The same section of the Agricultural Holdings Act 1986, which gave effect to the way the 1948 Act had been interpreted in the courts, stated that a tenancy was an agricultural tenancy if 'the whole of the land...

subject to such exceptions as do not substantially affect the character of the tenancy, is let for use as agricultural land.'The judge found that if open farming were resumed, the tenancy would continue to be an agricultural holding within the meaning of both Acts, since the primary agricultural use would not be substantially affected by the open-farming activities.

He considered that those activities would be purely ancillary in nature.

He held that clause 22 was intended to mirror the effect of the Acts, and found, accordingly, that open farming would not amount to a breach of the tenancy.

He further held that the open-farming activities could in any event be described as agricultural, since they were essential to the profitability of the farm.

He granted the declaration sought.

The landlords appealed.Held: The appeal was allowed.The draftsman of the tenancy agreement had had the 1948 Act in mind, but that did not mean that there was any equation between the scope of application of the Acts and the scope of activity permitted by clause 22 of the agreement.

The judge had erred in treating the requirement in clause 22 to use the land 'for agricultural purposes only' merely as a paraphrase of the provisions of the Acts.

Clause 22 was essentially different from the statutory provisions, not just in terminology, but in spirit.
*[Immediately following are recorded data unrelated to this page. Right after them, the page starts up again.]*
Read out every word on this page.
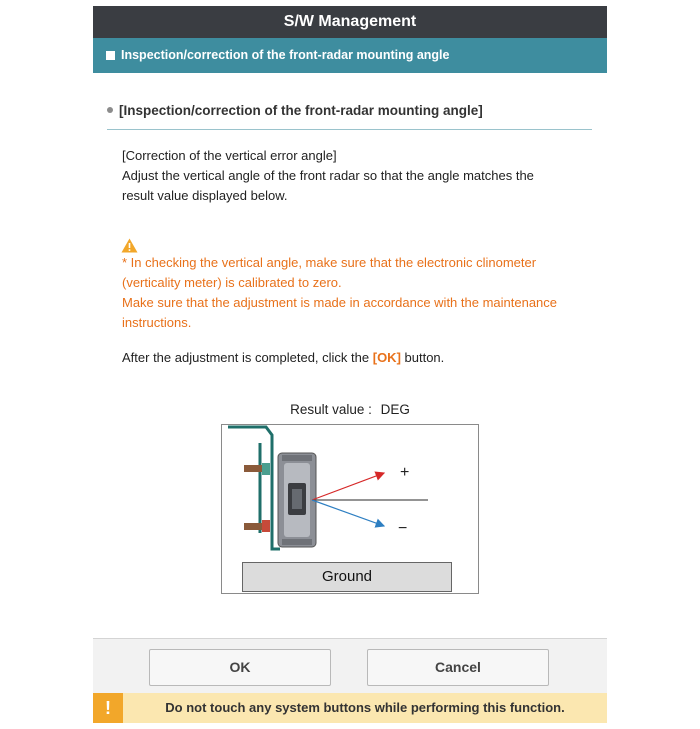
S/W Management
Inspection/correction of the front-radar mounting angle
[Inspection/correction of the front-radar mounting angle]
[Correction of the vertical error angle]
Adjust the vertical angle of the front radar so that the angle matches the
result value displayed below.
* In checking the vertical angle, make sure that the electronic clinometer
(verticality meter) is calibrated to zero.
Make sure that the adjustment is made in accordance with the maintenance
instructions.
After the adjustment is completed, click the [OK] button.
Result value : DEG
+
−
Ground
OK	Cancel
!	Do not touch any system buttons while performing this function.
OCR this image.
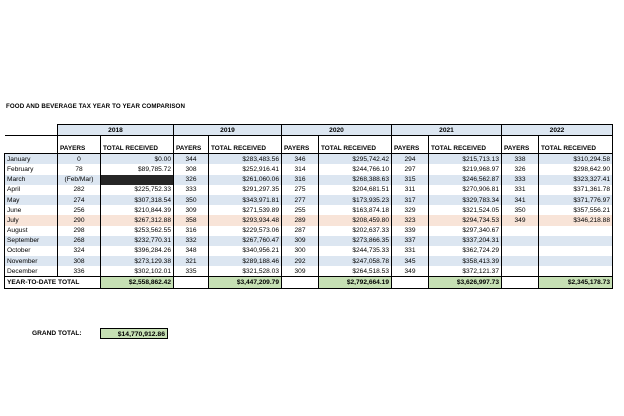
FOOD AND BEVERAGE TAX YEAR TO YEAR COMPARISON
	2018		2019		2020		2021		2022	
	PAYERS	TOTAL RECEIVED	PAYERS	TOTAL RECEIVED	PAYERS	TOTAL RECEIVED	PAYERS	TOTAL RECEIVED	PAYERS	TOTAL RECEIVED
January	0	$0.00	344	$283,483.56	346	$295,742.42	294	$215,713.13	338	$310,294.58
February	78	$89,785.72	308	$252,916.41	314	$244,766.10	297	$219,968.97	326	$298,642.90
March	(Feb/Mar)		326	$261,060.06	316	$268,388.63	315	$246,562.87	333	$323,327.41
April	282	$225,752.33	333	$291,297.35	275	$204,681.51	311	$270,906.81	331	$371,361.78
May	274	$307,318.54	350	$343,971.81	277	$173,935.23	317	$329,783.34	341	$371,776.97
June	256	$210,844.39	309	$271,539.89	255	$163,874.18	329	$321,524.05	350	$357,556.21
July	290	$267,312.88	358	$293,934.48	289	$208,459.80	323	$294,734.53	349	$346,218.88
August	298	$253,562.55	316	$229,573.06	287	$202,637.33	339	$297,340.67		
September	268	$232,770.31	332	$267,760.47	309	$273,866.35	337	$337,204.31		
October	324	$396,284.26	348	$340,956.21	300	$244,735.33	331	$362,724.29		
November	308	$273,129.38	321	$289,188.46	292	$247,058.78	345	$358,413.39		
December	336	$302,102.01	335	$321,528.03	309	$264,518.53	349	$372,121.37		
YEAR-TO-DATE TOTAL		$2,558,862.42		$3,447,209.79		$2,792,664.19		$3,626,997.73		$2,345,178.73
GRAND TOTAL:	$14,770,912.86
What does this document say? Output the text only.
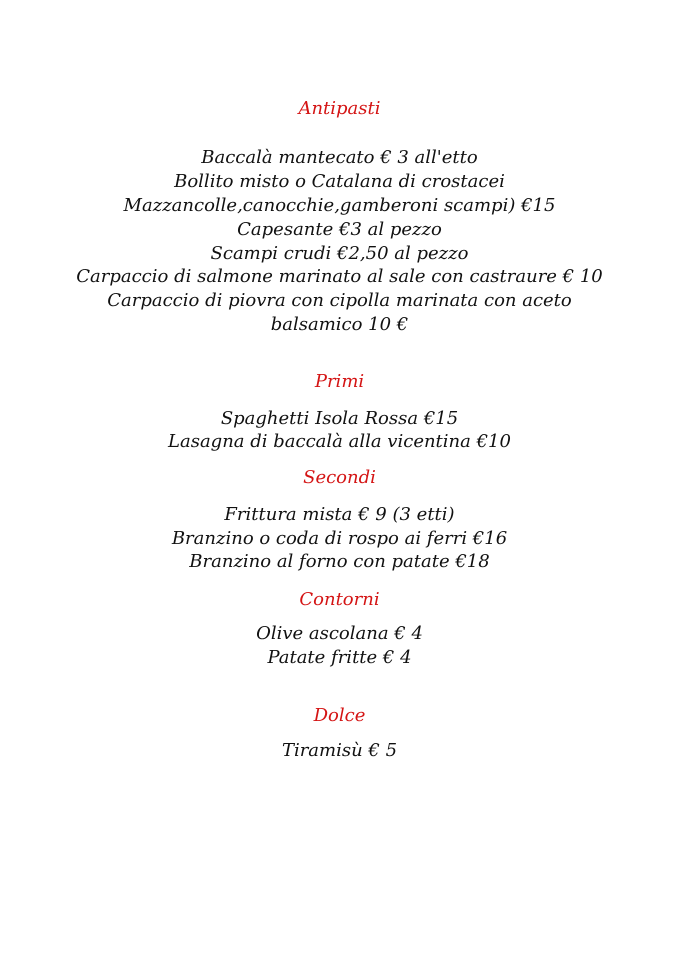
Antipasti
Baccalà mantecato € 3 all'etto
Bollito misto o Catalana di crostacei
Mazzancolle,canocchie,gamberoni scampi) €15
Capesante €3 al pezzo
Scampi crudi €2,50 al pezzo
Carpaccio di salmone marinato al sale con castraure € 10
Carpaccio di piovra con cipolla marinata con aceto
balsamico 10 €
Primi
Spaghetti Isola Rossa €15
Lasagna di baccalà alla vicentina €10
Secondi
Frittura mista € 9 (3 etti)
Branzino o coda di rospo ai ferri €16
Branzino al forno con patate €18
Contorni
Olive ascolana € 4
Patate fritte € 4
Dolce
Tiramisù € 5
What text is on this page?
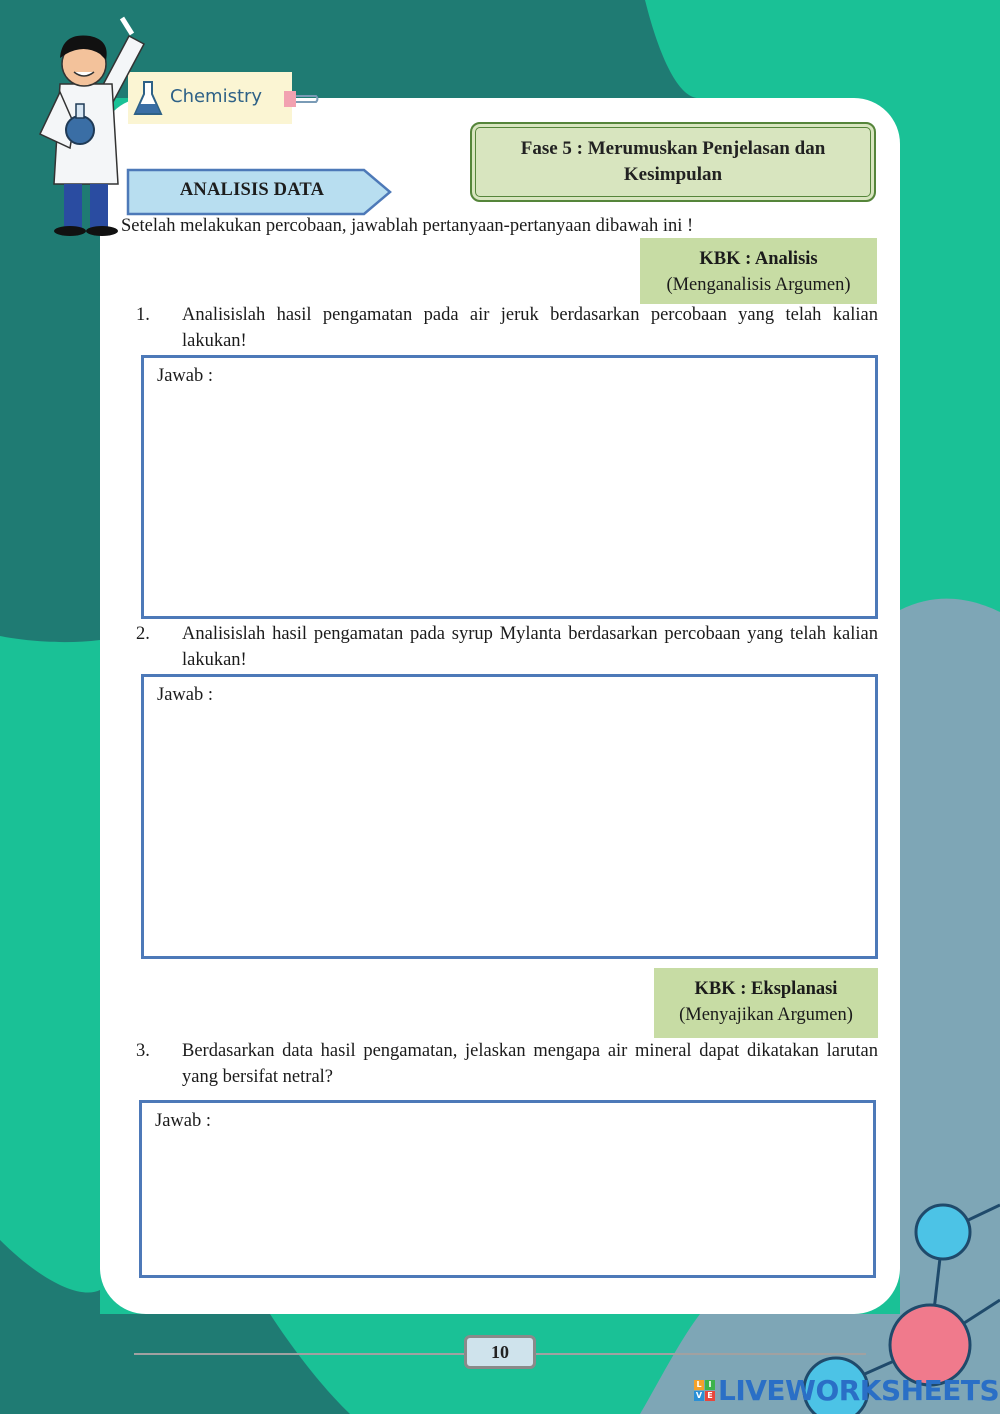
Chemistry
Fase 5 : Merumuskan Penjelasan dan Kesimpulan
ANALISIS DATA
Setelah melakukan percobaan, jawablah pertanyaan-pertanyaan dibawah ini !
KBK : Analisis
(Menganalisis Argumen)
1. Analisislah hasil pengamatan pada air jeruk berdasarkan percobaan yang telah kalian lakukan!
Jawab :
2. Analisislah hasil pengamatan pada syrup Mylanta berdasarkan percobaan yang telah kalian lakukan!
Jawab :
KBK : Eksplanasi
(Menyajikan Argumen)
3. Berdasarkan data hasil pengamatan, jelaskan mengapa air mineral dapat dikatakan larutan yang bersifat netral?
Jawab :
10
L I
V E LIVEWORKSHEETS
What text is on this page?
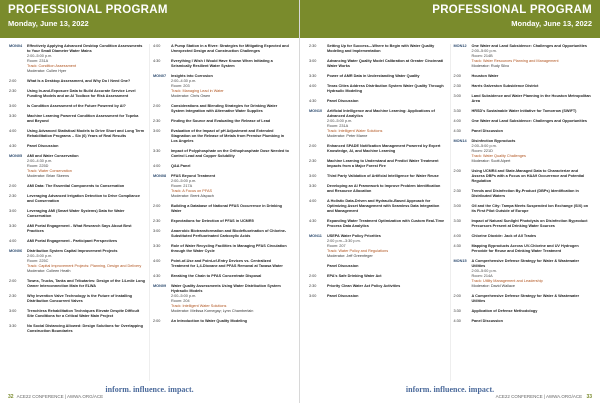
PROFESSIONAL PROGRAM
Monday, June 13, 2022
MON04	Effectively Applying Advanced Desktop Condition Assessments to Your Small Diameter Water Mains
2:00–5:00 p.m.
Room: 231A
Track: Condition Assessment
Moderator: Cullen Hyer
2:00	What Is a Desktop Assessment, and Why Do I Need One?
2:30	Using In-and-Exposure Data to Build Accurate Service Level Funding Models and an AI Toolbox for Risk Assessment
3:00	Is Condition Assessment of the Future Powered by AI?
3:30	Machine Learning Powered Condition Assessment for Topeka and Beyond
4:00	Using Advanced Statistical Models to Drive Short and Long Term Rehabilitation Programs – Six (6) Years of Real Results
4:30	Panel Discussion
MON05	AMI and Water Conservation
2:00–4:30 p.m.
Room: 225D
Track: Water Conservation
Moderator: Brian Skeens
2:00	AMI Data: The Essential Components to Conservation
2:30	Leveraging Advanced Irrigation Detection to Drive Compliance and Conservation
3:00	Leveraging AMI (Smart Water Systems) Data for Water Conservation
3:30	AMI Portal Engagement - What Research Says About Best Practices
4:00	AMI Portal Engagement - Participant Perspectives
MON06	Distribution System Capital Improvement Projects
2:00–5:00 p.m.
Room: 225C
Track: Capital Improvement Projects: Planning, Design and Delivery
Moderator: Colleen Heath
2:00	Towns, Trucks, Tanks and Tributaries: Design of the 14-mile Long Owner Interconnection Main for ELWA
2:30	Why Invention Valve Technology is the Future of Installing Distribution Concurrent Valves
3:00	Trenchless Rehabilitation Techniques Elevate Despite Difficult Site Conditions for a Critical Water Main Project
3:30	No Social Distancing Allowed: Design Solutions for Overlapping Construction Boundaries
4:00	A Pump Station in a River: Strategies for Mitigating Expected and Unexpected Design and Construction Challenges
4:30	Everything I Wish I Would Have Known When Initiating a Seismically Resilient Water System
MON07	Insights into Corrosion
2:00–4:30 p.m.
Room: 203
Track: Managing Lead in Water
Moderator: Chris Owen
2:00	Considerations and Blending Strategies for Drinking Water System Integration with Alternative Water Supplies
2:30	Finding the Source and Evaluating the Release of Lead
3:00	Evaluation of the Impact of pH Adjustment and Extended Stagnation on the Release of Metals from Premise Plumbing in Los Angeles
3:30	Impact of Polyphosphate on the Orthophosphate Dose Needed to Control Lead and Copper Solubility
4:00	Q&A Panel
MON08	PFAS Beyond Treatment
2:00–5:00 p.m.
Room: 217A
Track: A Focus on PFAS
Moderator: Brent Alspach
2:00	Building a Database of National PFAS Occurrence in Drinking Water
2:30	Expectations for Detection of PFAS in UCMR5
3:00	Anaerobic Biotransformation and Biodefluorination of Chlorine-Substituted Perfluorinated Carboxylic Acids
3:30	Role of Water Recycling Facilities in Managing PFAS Circulation through the Water Cycle
4:00	Point-of-Use and Point-of-Entry Devices vs. Centralized Treatment for 1,4-Dioxane and PFAS Removal at Taxasa Water
4:30	Breaking the Chain to PFAS Concentrate Disposal
MON09	Water Quality Assessments Using Water Distribution System Hydraulic Models
2:00–5:00 p.m.
Room: 204
Track: Intelligent Water Solutions
Moderator: Melissa Kornegay; Lynn Chamberlain
2:00	An Introduction to Water Quality Modeling
inform. influence. impact.
32 ACE22 CONFERENCE | AWWA.ORG/ACE
PROFESSIONAL PROGRAM
Monday, June 13, 2022
2:30	Setting Up for Success—Where to Begin with Water Quality Modeling and Implementation
3:00	Advancing Water Quality Model Calibration at Greater Cincinnati Water Works
3:30	Power of AMR Data in Understanding Water Quality
4:00	Texas Cities Address Distribution System Water Quality Through Hydraulic Modeling
4:30	Panel Discussion
MON10	Artificial Intelligence and Machine Learning: Applications of Advanced Analytics
2:00–5:00 p.m.
Room: 231A
Track: Intelligent Water Solutions
Moderator: Peter Marne
2:00	Enhanced SPADE Notification Management Powered by Expert Knowledge, AI, and Machine Learning
2:30	Machine Learning to Understand and Predict Water Treatment Impacts from a Major Forest Fire
3:00	Third Party Validation of Artificial Intelligence for Water Reuse
3:30	Developing an AI Framework to Improve Problem Identification and Resource Allocation
4:00	A Holistic Data-Driven and Hydraulic-Based Approach for Optimizing Asset Management with Seamless Data Integration and Management
4:30	Expanding Water Treatment Optimization with Custom Real-Time Process Data Analytics
MON11	USEPA Water Policy Priorities
2:00 p.m.–3:30 p.m.
Room: 207
Track: Water Policy and Regulations
Moderator: Jeff Greenfeger
Panel Discussion
2:00	EPA's Safe Drinking Water Act
2:30	Priority Clean Water Act Policy Activities
3:00	Panel Discussion
MON12	One Water and Land Subsidence: Challenges and Opportunities
2:00–5:00 p.m.
Room: 214B
Track: Water Resources Planning and Management
Moderator: Rudy Silvo
2:00	Houston Water
2:30	Harris Galveston Subsidence District
3:00	Land Subsidence and Water Planning in the Houston Metropolitan Area
3:30	HRSD's Sustainable Water Initiative for Tomorrow (SWIFT)
4:00	One Water and Land Subsidence: Challenges and Opportunities
4:30	Panel Discussion
MON14	Disinfection Byproducts
2:00–5:00 p.m.
Room: 221D
Track: Water Quality Challenges
Moderator: Scott Alpert
2:00	Using UCMR4 and State-Managed Data to Characterize and Assess DBPs with a Focus on HAA9 Occurrence and Potential Regulation
2:30	Trends and Disinfection By-Product (DBPs) Identification in Distributed Waters
3:00	Oil and the City: Tampa Meets Suspended Ion Exchange (SIX) on its First Pilot Outside of Europe
3:30	Impact of Natural Sunlight Photolysis on Disinfection Byproduct Precursors Present at Drinking Water Sources
4:00	Chlorine Dioxide: Jack of All Trades
4:30	Mapping Byproducts Across UV-Chlorine and UV Hydrogen Peroxide for Reuse and Drinking Water Treatment
MON15	A Comprehensive Defense Strategy for Water & Wastewater Utilities
2:00–5:00 p.m.
Room: 214A
Track: Utility Management and Leadership
Moderator: David Wallace
2:00	A Comprehensive Defense Strategy for Water & Wastewater Utilities
3:30	Application of Defense Methodology
4:30	Panel Discussion
inform. influence. impact.
ACE22 CONFERENCE | AWWA.ORG/ACE 33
To use land 'in substance' for particular purposes gave greater freedom than a requirement to use it 'only' for those purposes.

The wording of clause 22 excluded any exceptions to the agricultural use, even where they did not affect the character of the tenancy.

The clause did not have to be read in any extreme or unreasonable sense, and it could be said to permit activities that were truly peripheral, or minimal: Honiton & District Agricultural Association v Wonnacott (1955) 166 EG 96 considered.Although agriculture was the primary activity on the farm, and the additional open-farming activities depended upon it, open farming nonetheless constituted a distinct activity for separate, non-agricultural purposes.

It could not be said to be merely ancillary.

The open-farming activities amounted to a separate commercial enterprise, with the purposes of educating the public, promoting organic farming and farm produce, and thereby making a profit.

The fact that such activities might indirectly benefit the agricultural activity, by raising money to put back into the farm and increasing the likelihood of the public buying organic produce, did not affect that conclusion.

The open-farming activities were not agricultural in nature, and did not become so by virtue of the fact that they were essential to the profitability of the farm.

It followed that the declaration granted by the judge should be set aside.Mark Wonnacott (instructed by White & Bowker, of Southampton) for the appellants; William Batstone (instructed by Burges Salmon, of Bristol) for the respondent.